On the trunk we can produce on the gimple now:
  a.1_1 = a;
  if (a.1_1 != -1)
    goto <bb 3>; [50.00%]
  else
    goto <bb 4>; [50.00%]

  <bb 3> [local count: 536870913]:
  _3 = a.1_1 + 2;

  <bb 4> [local count: 1073741824]:
  # _2 = PHI <0(2), _3(3)>
  a = _2;

Note most optimial code is really:
        movl    a(%rip), %eax
        addl    $1, %eax
        adcl    $0, %eax
        movl    %eax, a(%rip)
Which can be produced with LLVM with:
void foo1() {
        extern int a;
        a += 1; a+=a==0;
}

GCC is close:
        movl    a(%rip), %eax
        xorl    %edx, %edx
        addl    $1, %eax
        sete    %dl
        addl    %edx, %eax
        movl    %eax, a(%rip)

But the the sete and addl can be combined.

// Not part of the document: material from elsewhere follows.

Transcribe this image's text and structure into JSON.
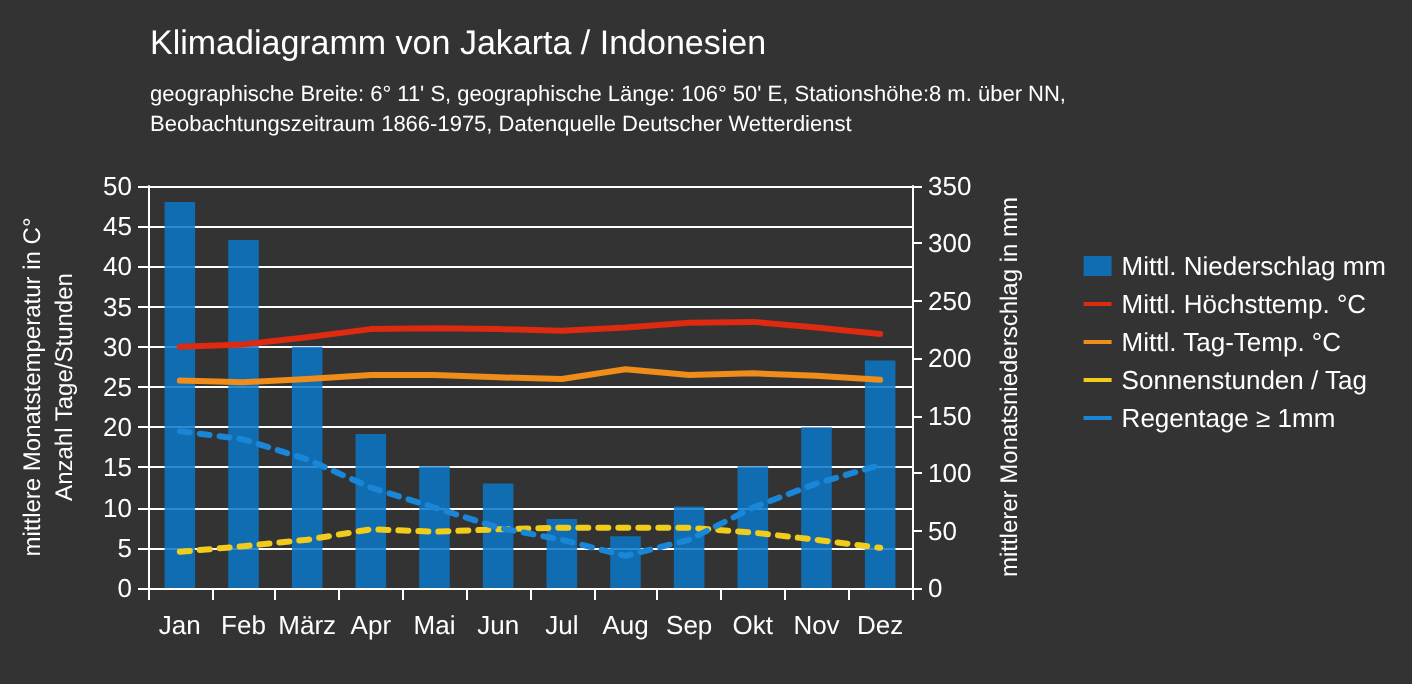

Comment 20 Richard Biener 2021-08-23 06:54:14 UTC

(In reply to Andrew Pinski from comment #19)
> (In reply to Andrew Pinski from comment #18)
> > This is what is produced (at least for 7.3.0):
> Which has been produced since GCC 6.
> that is due to ifcvt.c changes.
> On the trunk we can produce on the gimple now:
>   a.1_1 = a;
>   if (a.1_1 != -1)
>     goto <bb 3>; [50.00%]
>   else
>     goto <bb 4>; [50.00%]
> 
>   <bb 3> [local count: 536870913]:
>   _3 = a.1_1 + 2;
> 
>   <bb 4> [local count: 1073741824]:
>   # _2 = PHI <0(2), _3(3)>
>   a = _2;
> 
> Note most optimial code is really:
>         movl    a(%rip), %eax
>         addl    $1, %eax
>         adcl    $0, %eax
>         movl    %eax, a(%rip)

I see

        movl    a(%rip), %edx
        leal    2(%rdx), %eax
        cmpl    $-1, %edx
        movl    $0, %edx
        cmove   %edx, %eax
        movl    %eax, a(%rip)

with -O2 or

        movl    a(%rip), %edx
        xorl    %eax, %eax
        cmpl    $-1, %edx
        je      .L2
        leal    2(%rdx), %eax
.L2:
        movl    %eax, a(%rip)

with -Os.  The GIMPLE code makes it difficult to do better I guess, it
doesn't help that we don't have any CC there.

Comment 21 Richard Biener 2021-08-23 06:58:00 UTC

Btw, the code for the global variable case is now exactly the same as for

int foo(int a) {
        if(++a) ++a;
        return a;
}

besides the load/store instead of the argument/return, so the bug isn't
about global variables anymore but about optimization obfuscating the
if (++a) ++a; sequence in a way that results in worse code than when
literally translating stmt-at-a-time.